Sunday, June 17, 2007

Theorie des Spiegeltrainings - Teil II



Im ersten Teil habe ich den Funktionsmechanismus zusammengefasst; in diesem Posting möchte ich den neurophysiologischen Hintergrund erläutern.

Ein grosser Teil der Oberfläche unseres Gehirns ist für eine Karte der Körperoberfläche reserviert, d.h. jeder Körperteil lässt sich auf dieser Karte auffinden. Wir verwenden das gleiche Prinzip mit Landkarten und Stadtplänen. Die Vorteile liegen klar auf der Hand: möchte ich z.b. Entfernungen messen dann brauche ich nur auf der Karte nachschauen und muss die Strecke nicht in Wirklichkeit nachfahren.

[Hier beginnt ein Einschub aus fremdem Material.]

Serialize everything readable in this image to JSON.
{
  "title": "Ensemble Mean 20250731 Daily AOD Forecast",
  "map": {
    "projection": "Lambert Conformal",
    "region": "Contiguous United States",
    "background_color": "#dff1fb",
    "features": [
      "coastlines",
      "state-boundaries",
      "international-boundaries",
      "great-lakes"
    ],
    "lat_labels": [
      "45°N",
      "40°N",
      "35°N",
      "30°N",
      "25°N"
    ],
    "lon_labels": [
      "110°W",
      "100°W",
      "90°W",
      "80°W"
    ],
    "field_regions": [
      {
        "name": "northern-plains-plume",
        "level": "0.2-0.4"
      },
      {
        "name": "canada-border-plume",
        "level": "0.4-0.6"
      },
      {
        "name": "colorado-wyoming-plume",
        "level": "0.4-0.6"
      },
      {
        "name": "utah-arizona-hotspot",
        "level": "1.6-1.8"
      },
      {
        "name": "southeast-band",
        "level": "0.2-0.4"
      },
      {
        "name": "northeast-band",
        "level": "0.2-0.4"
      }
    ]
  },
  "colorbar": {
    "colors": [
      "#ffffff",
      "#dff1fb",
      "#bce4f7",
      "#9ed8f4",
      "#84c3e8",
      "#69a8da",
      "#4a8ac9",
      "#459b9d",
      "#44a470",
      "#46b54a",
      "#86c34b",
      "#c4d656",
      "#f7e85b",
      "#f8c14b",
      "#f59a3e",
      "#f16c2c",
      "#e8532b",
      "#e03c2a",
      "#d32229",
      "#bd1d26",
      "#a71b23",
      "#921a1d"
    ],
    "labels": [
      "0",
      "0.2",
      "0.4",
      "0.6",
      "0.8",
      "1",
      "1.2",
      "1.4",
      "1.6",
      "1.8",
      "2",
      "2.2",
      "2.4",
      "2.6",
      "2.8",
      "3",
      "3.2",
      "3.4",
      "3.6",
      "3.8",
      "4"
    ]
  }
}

Diese Karten sind in unserem Gehirn genetisch festgelegt, d.h. jeder besitzt eine Karte auf der 2 Arme, 2 Beine, etc. vorhanden sind - auch wenn die betreffende Person z.b. ohne Arme geboren wird! Ja - richtig gelesen - auch Menschen denen durch einen (Gen)Defekt eine Extremität fehlt können Phantomschmerzen empfinden weil ja die Karte dafür vorhanden ist.

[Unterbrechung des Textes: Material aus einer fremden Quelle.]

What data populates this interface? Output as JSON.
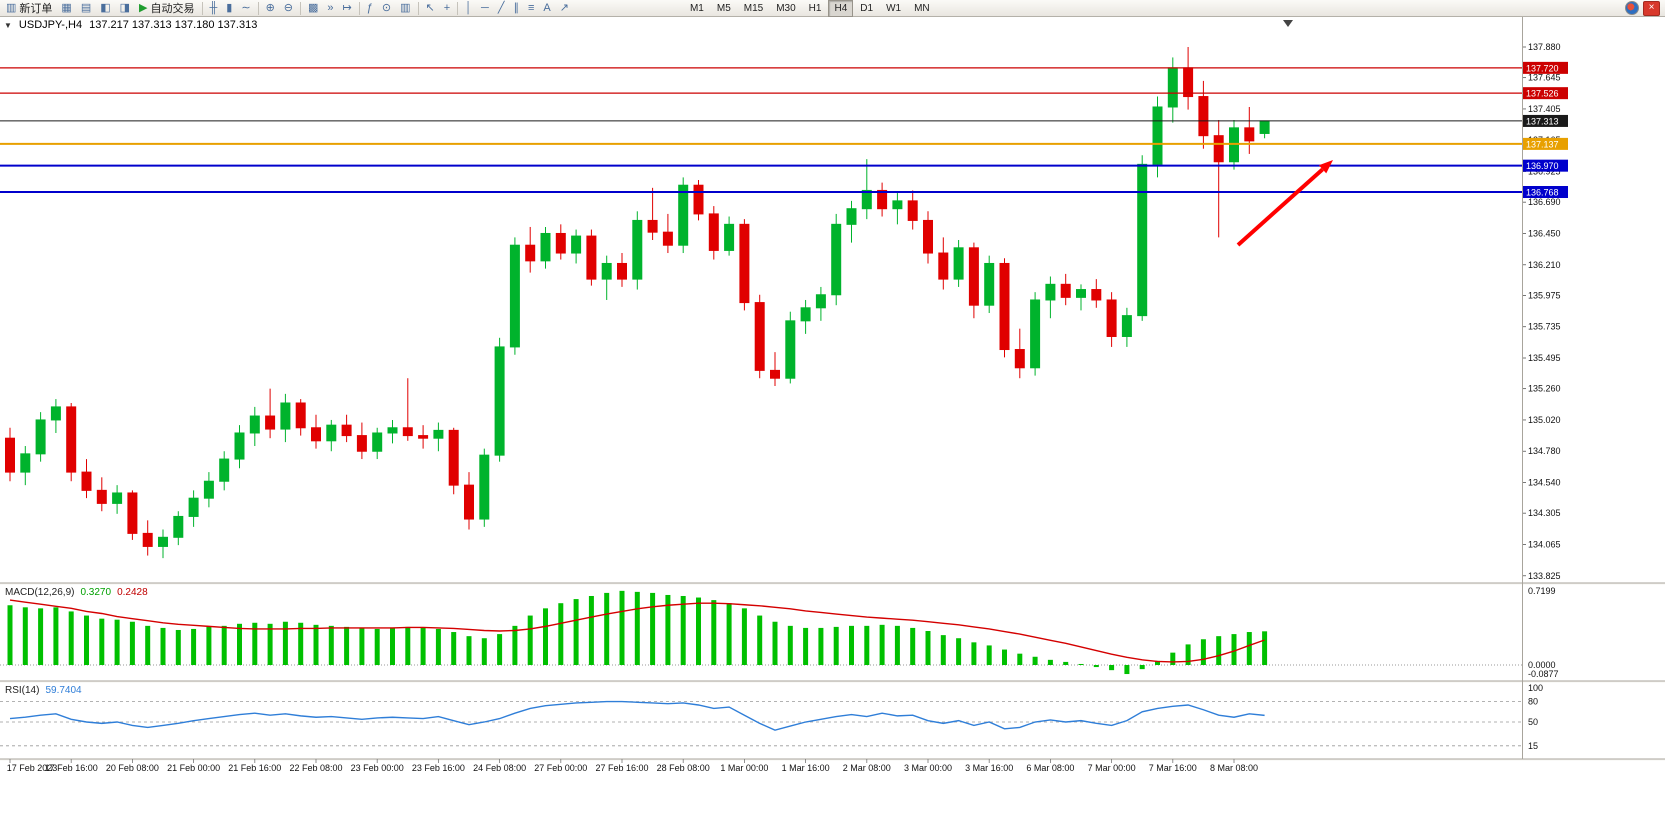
{
  "window": {
    "symbol_title": "USDJPY-,H4",
    "ohlc": "137.217 137.313 137.180 137.313",
    "collapse_glyph": "▼"
  },
  "toolbar": {
    "new_order": {
      "label": "新订单",
      "icon": "new-order-icon",
      "glyph": "▥"
    },
    "auto_trading": {
      "label": "自动交易",
      "icon": "auto-trading-icon",
      "glyph": "▶"
    },
    "icons_a": [
      {
        "name": "charts-grid-icon",
        "glyph": "▦"
      },
      {
        "name": "profiles-icon",
        "glyph": "▤"
      },
      {
        "name": "market-watch-icon",
        "glyph": "◧"
      },
      {
        "name": "navigator-icon",
        "glyph": "◨"
      }
    ],
    "icons_b": [
      {
        "name": "bar-chart-icon",
        "glyph": "╫"
      },
      {
        "name": "candlestick-chart-icon",
        "glyph": "▮"
      },
      {
        "name": "line-chart-icon",
        "glyph": "∼"
      }
    ],
    "icons_c": [
      {
        "name": "zoom-in-icon",
        "glyph": "⊕"
      },
      {
        "name": "zoom-out-icon",
        "glyph": "⊖"
      }
    ],
    "icons_d": [
      {
        "name": "tile-windows-icon",
        "glyph": "▩"
      },
      {
        "name": "auto-scroll-icon",
        "glyph": "»"
      },
      {
        "name": "chart-shift-icon",
        "glyph": "↦"
      }
    ],
    "icons_e": [
      {
        "name": "indicators-icon",
        "glyph": "ƒ"
      },
      {
        "name": "periods-icon",
        "glyph": "⊙"
      },
      {
        "name": "templates-icon",
        "glyph": "▥"
      }
    ],
    "icons_f": [
      {
        "name": "cursor-icon",
        "glyph": "↖"
      },
      {
        "name": "crosshair-icon",
        "glyph": "+"
      }
    ],
    "icons_g": [
      {
        "name": "vertical-line-icon",
        "glyph": "│"
      },
      {
        "name": "horizontal-line-icon",
        "glyph": "─"
      },
      {
        "name": "trendline-icon",
        "glyph": "╱"
      },
      {
        "name": "channel-icon",
        "glyph": "∥"
      },
      {
        "name": "fibonacci-icon",
        "glyph": "≡"
      },
      {
        "name": "text-icon",
        "glyph": "A"
      },
      {
        "name": "arrows-tool-icon",
        "glyph": "↗"
      }
    ],
    "timeframes": [
      "M1",
      "M5",
      "M15",
      "M30",
      "H1",
      "H4",
      "D1",
      "W1",
      "MN"
    ],
    "active_timeframe": "H4",
    "close_glyph": "×"
  },
  "colors": {
    "bull": "#00b32c",
    "bear": "#e00000",
    "macd_hist": "#00c000",
    "macd_signal": "#d40000",
    "rsi_line": "#2f7ed8",
    "arrow": "#ff0000"
  },
  "chart_data": {
    "type": "candlestick",
    "symbol": "USDJPY",
    "timeframe": "H4",
    "price_range": {
      "min": 133.825,
      "max": 137.88
    },
    "price_axis": {
      "ticks": [
        "137.880",
        "137.645",
        "137.405",
        "137.165",
        "136.925",
        "136.690",
        "136.450",
        "136.210",
        "135.975",
        "135.735",
        "135.495",
        "135.260",
        "135.020",
        "134.780",
        "134.540",
        "134.305",
        "134.065",
        "133.825"
      ]
    },
    "hlines": [
      {
        "price": 137.72,
        "label": "137.720",
        "color": "#cc0000",
        "width": 1.2
      },
      {
        "price": 137.526,
        "label": "137.526",
        "color": "#cc0000",
        "width": 1.2
      },
      {
        "price": 137.313,
        "label": "137.313",
        "color": "#1a1a1a",
        "width": 1
      },
      {
        "price": 137.137,
        "label": "137.137",
        "color": "#e8a000",
        "width": 2
      },
      {
        "price": 136.97,
        "label": "136.970",
        "color": "#0000cc",
        "width": 2
      },
      {
        "price": 136.768,
        "label": "136.768",
        "color": "#0000cc",
        "width": 2
      }
    ],
    "x_labels": [
      {
        "i": 0,
        "t": "17 Feb 2023"
      },
      {
        "i": 4,
        "t": "17 Feb 16:00"
      },
      {
        "i": 8,
        "t": "20 Feb 08:00"
      },
      {
        "i": 12,
        "t": "21 Feb 00:00"
      },
      {
        "i": 16,
        "t": "21 Feb 16:00"
      },
      {
        "i": 20,
        "t": "22 Feb 08:00"
      },
      {
        "i": 24,
        "t": "23 Feb 00:00"
      },
      {
        "i": 28,
        "t": "23 Feb 16:00"
      },
      {
        "i": 32,
        "t": "24 Feb 08:00"
      },
      {
        "i": 36,
        "t": "27 Feb 00:00"
      },
      {
        "i": 40,
        "t": "27 Feb 16:00"
      },
      {
        "i": 44,
        "t": "28 Feb 08:00"
      },
      {
        "i": 48,
        "t": "1 Mar 00:00"
      },
      {
        "i": 52,
        "t": "1 Mar 16:00"
      },
      {
        "i": 56,
        "t": "2 Mar 08:00"
      },
      {
        "i": 60,
        "t": "3 Mar 00:00"
      },
      {
        "i": 64,
        "t": "3 Mar 16:00"
      },
      {
        "i": 68,
        "t": "6 Mar 08:00"
      },
      {
        "i": 72,
        "t": "7 Mar 00:00"
      },
      {
        "i": 76,
        "t": "7 Mar 16:00"
      },
      {
        "i": 80,
        "t": "8 Mar 08:00"
      }
    ],
    "candles": [
      [
        134.88,
        134.96,
        134.55,
        134.62
      ],
      [
        134.62,
        134.82,
        134.52,
        134.76
      ],
      [
        134.76,
        135.08,
        134.7,
        135.02
      ],
      [
        135.02,
        135.18,
        134.92,
        135.12
      ],
      [
        135.12,
        135.15,
        134.55,
        134.62
      ],
      [
        134.62,
        134.72,
        134.42,
        134.48
      ],
      [
        134.48,
        134.58,
        134.32,
        134.38
      ],
      [
        134.38,
        134.52,
        134.3,
        134.46
      ],
      [
        134.46,
        134.48,
        134.1,
        134.15
      ],
      [
        134.15,
        134.25,
        133.98,
        134.05
      ],
      [
        134.05,
        134.18,
        133.96,
        134.12
      ],
      [
        134.12,
        134.32,
        134.06,
        134.28
      ],
      [
        134.28,
        134.48,
        134.2,
        134.42
      ],
      [
        134.42,
        134.62,
        134.35,
        134.55
      ],
      [
        134.55,
        134.78,
        134.48,
        134.72
      ],
      [
        134.72,
        134.98,
        134.65,
        134.92
      ],
      [
        134.92,
        135.12,
        134.82,
        135.05
      ],
      [
        135.05,
        135.26,
        134.88,
        134.95
      ],
      [
        134.95,
        135.22,
        134.85,
        135.15
      ],
      [
        135.15,
        135.18,
        134.9,
        134.96
      ],
      [
        134.96,
        135.06,
        134.8,
        134.86
      ],
      [
        134.86,
        135.02,
        134.78,
        134.98
      ],
      [
        134.98,
        135.06,
        134.85,
        134.9
      ],
      [
        134.9,
        135.0,
        134.72,
        134.78
      ],
      [
        134.78,
        134.96,
        134.72,
        134.92
      ],
      [
        134.92,
        135.02,
        134.84,
        134.96
      ],
      [
        134.96,
        135.34,
        134.86,
        134.9
      ],
      [
        134.9,
        134.98,
        134.8,
        134.88
      ],
      [
        134.88,
        135.0,
        134.78,
        134.94
      ],
      [
        134.94,
        134.96,
        134.45,
        134.52
      ],
      [
        134.52,
        134.62,
        134.18,
        134.26
      ],
      [
        134.26,
        134.8,
        134.2,
        134.75
      ],
      [
        134.75,
        135.65,
        134.7,
        135.58
      ],
      [
        135.58,
        136.42,
        135.52,
        136.36
      ],
      [
        136.36,
        136.5,
        136.15,
        136.24
      ],
      [
        136.24,
        136.5,
        136.18,
        136.45
      ],
      [
        136.45,
        136.52,
        136.25,
        136.3
      ],
      [
        136.3,
        136.48,
        136.22,
        136.43
      ],
      [
        136.43,
        136.48,
        136.05,
        136.1
      ],
      [
        136.1,
        136.28,
        135.94,
        136.22
      ],
      [
        136.22,
        136.3,
        136.04,
        136.1
      ],
      [
        136.1,
        136.62,
        136.02,
        136.55
      ],
      [
        136.55,
        136.8,
        136.4,
        136.46
      ],
      [
        136.46,
        136.6,
        136.3,
        136.36
      ],
      [
        136.36,
        136.88,
        136.3,
        136.82
      ],
      [
        136.82,
        136.86,
        136.55,
        136.6
      ],
      [
        136.6,
        136.66,
        136.25,
        136.32
      ],
      [
        136.32,
        136.58,
        136.28,
        136.52
      ],
      [
        136.52,
        136.56,
        135.86,
        135.92
      ],
      [
        135.92,
        135.98,
        135.34,
        135.4
      ],
      [
        135.4,
        135.54,
        135.28,
        135.34
      ],
      [
        135.34,
        135.85,
        135.3,
        135.78
      ],
      [
        135.78,
        135.94,
        135.68,
        135.88
      ],
      [
        135.88,
        136.04,
        135.78,
        135.98
      ],
      [
        135.98,
        136.6,
        135.9,
        136.52
      ],
      [
        136.52,
        136.7,
        136.38,
        136.64
      ],
      [
        136.64,
        137.02,
        136.56,
        136.78
      ],
      [
        136.78,
        136.84,
        136.58,
        136.64
      ],
      [
        136.64,
        136.76,
        136.52,
        136.7
      ],
      [
        136.7,
        136.78,
        136.48,
        136.55
      ],
      [
        136.55,
        136.62,
        136.22,
        136.3
      ],
      [
        136.3,
        136.42,
        136.02,
        136.1
      ],
      [
        136.1,
        136.4,
        136.04,
        136.34
      ],
      [
        136.34,
        136.38,
        135.8,
        135.9
      ],
      [
        135.9,
        136.28,
        135.84,
        136.22
      ],
      [
        136.22,
        136.26,
        135.5,
        135.56
      ],
      [
        135.56,
        135.72,
        135.34,
        135.42
      ],
      [
        135.42,
        136.0,
        135.36,
        135.94
      ],
      [
        135.94,
        136.12,
        135.8,
        136.06
      ],
      [
        136.06,
        136.14,
        135.9,
        135.96
      ],
      [
        135.96,
        136.06,
        135.86,
        136.02
      ],
      [
        136.02,
        136.1,
        135.88,
        135.94
      ],
      [
        135.94,
        136.0,
        135.58,
        135.66
      ],
      [
        135.66,
        135.88,
        135.58,
        135.82
      ],
      [
        135.82,
        137.05,
        135.78,
        136.98
      ],
      [
        136.98,
        137.5,
        136.88,
        137.42
      ],
      [
        137.42,
        137.8,
        137.3,
        137.72
      ],
      [
        137.72,
        137.88,
        137.4,
        137.5
      ],
      [
        137.5,
        137.62,
        137.1,
        137.2
      ],
      [
        137.2,
        137.32,
        136.42,
        137.0
      ],
      [
        137.0,
        137.32,
        136.94,
        137.26
      ],
      [
        137.26,
        137.42,
        137.06,
        137.16
      ],
      [
        137.217,
        137.313,
        137.18,
        137.313
      ]
    ],
    "indicators": {
      "macd": {
        "label": "MACD(12,26,9)",
        "main_value": "0.3270",
        "signal_value": "0.2428",
        "axis": [
          "0.7199",
          "0.0000",
          "-0.0877"
        ],
        "histogram": [
          0.58,
          0.56,
          0.55,
          0.56,
          0.52,
          0.48,
          0.45,
          0.44,
          0.42,
          0.38,
          0.36,
          0.34,
          0.35,
          0.37,
          0.38,
          0.4,
          0.41,
          0.4,
          0.42,
          0.41,
          0.39,
          0.38,
          0.37,
          0.36,
          0.35,
          0.36,
          0.37,
          0.36,
          0.35,
          0.32,
          0.28,
          0.26,
          0.3,
          0.38,
          0.48,
          0.55,
          0.6,
          0.64,
          0.67,
          0.7,
          0.7199,
          0.71,
          0.7,
          0.68,
          0.67,
          0.655,
          0.63,
          0.6,
          0.55,
          0.48,
          0.42,
          0.38,
          0.36,
          0.36,
          0.37,
          0.38,
          0.38,
          0.39,
          0.38,
          0.36,
          0.33,
          0.29,
          0.26,
          0.22,
          0.19,
          0.15,
          0.11,
          0.08,
          0.05,
          0.03,
          0.01,
          -0.02,
          -0.05,
          -0.0877,
          -0.04,
          0.04,
          0.12,
          0.2,
          0.25,
          0.28,
          0.3,
          0.32,
          0.327
        ],
        "signal": [
          0.63,
          0.61,
          0.59,
          0.57,
          0.55,
          0.52,
          0.5,
          0.47,
          0.45,
          0.43,
          0.41,
          0.395,
          0.385,
          0.375,
          0.365,
          0.355,
          0.35,
          0.35,
          0.35,
          0.355,
          0.355,
          0.36,
          0.36,
          0.36,
          0.36,
          0.36,
          0.365,
          0.365,
          0.36,
          0.355,
          0.345,
          0.335,
          0.33,
          0.335,
          0.35,
          0.375,
          0.405,
          0.435,
          0.465,
          0.495,
          0.52,
          0.545,
          0.565,
          0.58,
          0.59,
          0.6,
          0.6,
          0.595,
          0.585,
          0.575,
          0.56,
          0.545,
          0.525,
          0.51,
          0.495,
          0.48,
          0.465,
          0.455,
          0.445,
          0.435,
          0.42,
          0.405,
          0.39,
          0.37,
          0.35,
          0.325,
          0.3,
          0.27,
          0.24,
          0.21,
          0.175,
          0.14,
          0.105,
          0.075,
          0.05,
          0.035,
          0.03,
          0.035,
          0.055,
          0.09,
          0.135,
          0.19,
          0.2428
        ]
      },
      "rsi": {
        "label": "RSI(14)",
        "value": "59.7404",
        "axis": [
          "100",
          "80",
          "50",
          "15"
        ],
        "levels": [
          80,
          50,
          15
        ],
        "values": [
          55,
          57,
          60,
          62,
          54,
          50,
          48,
          50,
          45,
          42,
          45,
          48,
          52,
          55,
          58,
          61,
          63,
          60,
          62,
          59,
          57,
          58,
          56,
          54,
          56,
          57,
          56,
          55,
          58,
          52,
          46,
          50,
          55,
          63,
          70,
          74,
          76,
          78,
          79,
          80,
          80,
          79,
          78,
          77,
          78,
          75,
          70,
          72,
          60,
          48,
          38,
          44,
          50,
          54,
          58,
          61,
          58,
          63,
          59,
          60,
          52,
          48,
          52,
          45,
          50,
          40,
          42,
          50,
          53,
          50,
          52,
          48,
          45,
          52,
          65,
          70,
          73,
          75,
          68,
          60,
          57,
          62,
          59.7404
        ]
      }
    },
    "annotation_arrow": {
      "from": [
        1238,
        228
      ],
      "to": [
        1333,
        143
      ],
      "color": "#ff0000"
    }
  }
}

Die Karten sind aber natürlich nicht statisch sondern werden laufend angepasst; so findet man bei Musikern (Violinisten) eine vergrösserte Darstellung der Finger einer Hand. Wo also mehr Input erzeugt wird - durch häufigen konzentrierten Gebrauch - vergrössert sich das Areal auf der Gehirnrinde.

Umgekehrt bei Amputationen: dort wird vom abgetrennten Körperteil kein Signal mehr empfangen und der entsprechende Teil auf der Gehirnrinde schrumpft; schlimmer noch: die benachbarten/angrenzenden Teile wandern in das Gebiet ein; daher ist es völlig normal dass Patienten die einen Arm verloren haben an der Wange empfindlicher werden - denn diese Bereiche liegen auf der Karte nebeneinander. Das was früher als vom Arm kommend empfunden wurde wird jetzt auf die Wange und den Arm umgeleitet.

Diese Änderungen in der Hardware des Gehirns bezeichnet man als "Neurale Plastizität"; sie finden auch statt wenn man neue Bewegungen erlernt. Manche dieser Veränderungen sind erwünscht (eben wie beim lernen) - bei chronischen Schmerzsyndromen sind sie aber eher nachteilig weil das Endergebnis chronischer zentral erzeugter Schmerz ist.

Durch das Spiegeltraining (und auch andere Therapieformen, die normales Feedback wiederherstellen) kann man diese Prozesse rückgängig machen und dauerhafte Erfolge erzielen.

2 comments:

Unknown said...

Ich hatte dich ja schon gefragt ob man mit dieser Methode die Fähigkeiten der besser trainerten/programmierten Hand auch auf die andere Hand übertragen kann.
Ein Bekannter von mir (dem ich davon erzählt habe) hätte gleich Bedarf daran, der lernt nämlich zaubern und muss dafür mit der linken Hand einiges üben...

Matthias Weinberger said...

Ausprobieren. Müsste theoretisch funktionieren. Einfach einen Spiegel senkracht zwischen die beiden Hände stellen - die bessere Hand so dass sie sich spiegelt - und dann 10 Minuten am Stück die Bewegung üben die man haben will.